Google’s Assistant, Home announcements preview a new kind of ‘augmented reality’

With the launch of this new ecosystem, the physical world adds more digital layers.

Google CEO Sundar Pichai presenting the Google Assistant on Tuesday.

Google CEO Sundar Pichai presenting the Google Assistant on Tuesday

Google’s announcements on Tuesday — describing how the new Pixel smartphone and Home device will be the first places where its Google Assistant intelligent agent will live — are steps toward a world turned inside out.

Instead of you interacting through display screens with a digital world next door to our physical world, you will now have more opportunities to live inside a physical world that has digital layers on top of it.

Of course, Google isn’t inventing this new kind of layered reality. Amazon’s Alexa intelligent agent and Echo device have pioneered that path, and further colonization of the real world can be expected in the near future by Apple’s Siri, Facebook Messenger M and its growing collection of intelligent chatbots, Microsoft’s Cortana and other intelligent agents and interactive layers.

So far, we’ve used the term “augmented reality” primarily to describe activities like Pokémon Go, whose creatures appear on top of real-world locations when seen through an app on a smartphone.

But that’s too narrow a definition of the term.

Engaging with disembodied computing systems that inhabit the ether around us, that summon any fact or media from the universe on our behalf, that are always listening for a hot-phrase like “Ok Google” so the hidden spirit can awaken to summon a car service or turn on the microwave — by any reasonable definition, this describes a reality augmented with a non-natural intelligence.

This layered reality has been explored so much in science fiction that it’s almost a cliché. But with it now becoming reality, it seems to stretch a veneer of fiction over reality. A fiction in which we’re not interacting with apps or touch-screens or mobile devices, but with sustained voices or textual conversations — which we will undoubtedly interpret as characters — who act on our behalf.

When interfaces really work — like a steering wheel and dashboard for a car or windows with point-and-click navigation for computers — they soon take over for that kind of interaction. When they work, they almost feel natural.

And, of course, what’s a more natural way for humans to interact than to talk?

Ubiquitous intelligent agents, whether text- or voice-based, could become our steering wheel for virtually everything.

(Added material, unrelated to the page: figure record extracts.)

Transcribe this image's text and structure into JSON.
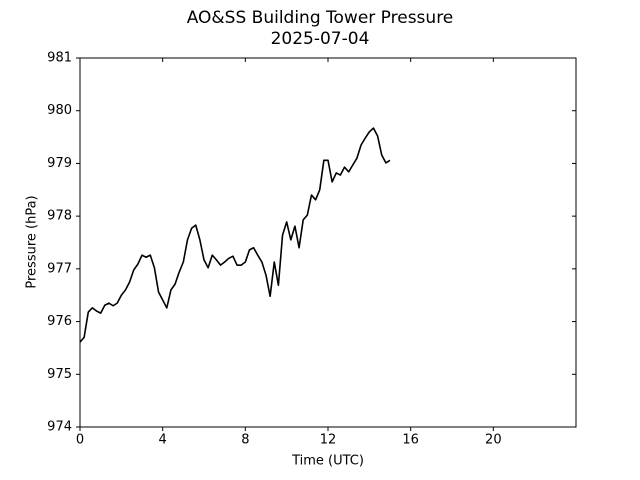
{
  "chart_data": {
    "type": "line",
    "title": "AO&SS Building Tower Pressure",
    "subtitle": "2025-07-04",
    "x_label": "Time (UTC)",
    "y_label": "Pressure (hPa)",
    "xlim": [
      0,
      24
    ],
    "xticks": [
      0,
      4,
      8,
      12,
      16,
      20
    ],
    "ylim": [
      974,
      981
    ],
    "yticks": [
      974,
      975,
      976,
      977,
      978,
      979,
      980,
      981
    ],
    "grid": false,
    "series": [
      {
        "name": "Pressure",
        "color": "#000000",
        "x": [
          0,
          0.2,
          0.4,
          0.6,
          0.8,
          1.0,
          1.2,
          1.4,
          1.6,
          1.8,
          2.0,
          2.2,
          2.4,
          2.6,
          2.8,
          3.0,
          3.2,
          3.4,
          3.6,
          3.8,
          4.0,
          4.2,
          4.4,
          4.6,
          4.8,
          5.0,
          5.2,
          5.4,
          5.6,
          5.8,
          6.0,
          6.2,
          6.4,
          6.6,
          6.8,
          7.0,
          7.2,
          7.4,
          7.6,
          7.8,
          8.0,
          8.2,
          8.4,
          8.6,
          8.8,
          9.0,
          9.2,
          9.4,
          9.6,
          9.8,
          10.0,
          10.2,
          10.4,
          10.6,
          10.8,
          11.0,
          11.2,
          11.4,
          11.6,
          11.8,
          12.0,
          12.2,
          12.4,
          12.6,
          12.8,
          13.0,
          13.2,
          13.4,
          13.6,
          13.8,
          14.0,
          14.2,
          14.4,
          14.6,
          14.8,
          15.0
        ],
        "values": [
          975.61,
          975.7,
          976.18,
          976.26,
          976.2,
          976.16,
          976.31,
          976.35,
          976.3,
          976.35,
          976.5,
          976.6,
          976.75,
          976.98,
          977.09,
          977.26,
          977.22,
          977.26,
          977.02,
          976.56,
          976.41,
          976.26,
          976.6,
          976.71,
          976.94,
          977.13,
          977.55,
          977.77,
          977.83,
          977.55,
          977.17,
          977.02,
          977.26,
          977.17,
          977.07,
          977.13,
          977.2,
          977.24,
          977.07,
          977.07,
          977.13,
          977.36,
          977.4,
          977.26,
          977.13,
          976.88,
          976.48,
          977.13,
          976.69,
          977.64,
          977.89,
          977.55,
          977.81,
          977.4,
          977.93,
          978.02,
          978.4,
          978.31,
          978.5,
          979.06,
          979.06,
          978.65,
          978.82,
          978.78,
          978.93,
          978.84,
          978.97,
          979.1,
          979.35,
          979.48,
          979.6,
          979.67,
          979.52,
          979.16,
          979.01,
          979.06
        ]
      }
    ]
  }
}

And when voices are used, we will inevitably relate to them as characters with personalities.

Google is moving into first gear for that ramp-up, announcing (October 17, 2016) the beginning of what will likely be an enormous and potentially transformative ecosystem. Home, for instance, is already integrated with home automation systems like Nest (owned by Google), Philips Hue, Samsung SmartThings and IFTTT (If This, Then That).

Direct and Conversation Actions

For Google Assistant, there are Actions that seem akin to Skills for Alexa. Starting in December, developers will be able to build either Direct or Conversation Actions.

Direct Actions integrate a company’s services with Google Assistant, like turning on living room lights or playing a playlist on Spotify.

Conversation Actions involve back-and-forth communications and employ Google’s conversational user experience platform, API.ai. For instance, if you ask Google Assistant to summon a Uber car, it first needs to get some details via conversation, such as: “When do you want it?”

At (October 17, 2016)’s announcement, Vice President of Engineering for Google Assistant Scott Huffman noted that interactions might be voice-only, text-only or combinations, and that a software development kit (SDK) will be available next year so that Assistant can be embedded into devices and software applications.

One can envision that Google Assistant, Alexa, Siri and their siblings will begin to inhabit anything that can house the required processor/WiFi/voice chip and speaker.

At one level, this means developers, publishers and businesses can expect that many of their products and services will be found and delivered not through a mute and faceless search engine, but through Google Assistant and its brethren.

Google showed how its Assistant will be able to find virtually any information you want, by utilizing snippets of info from “trusted websites” in its reply. In other words, the emerging generation of search engine is a genie.

Just last week, agent development platform PullString launched its platform for creating intelligent characters that can operate inside virtually anything, from Barbie dolls to Facebook Messenger to refrigerators. Appropriately, a quarter of the company’s staff are ex-employees of the world’s most innovative animation studio, Pixar.

The emerging world is rapidly being augmented by invisible, omniscient characters that can act as go-betweens for virtually any digital or real-world product or service. In other words, personality is now becoming the new interface.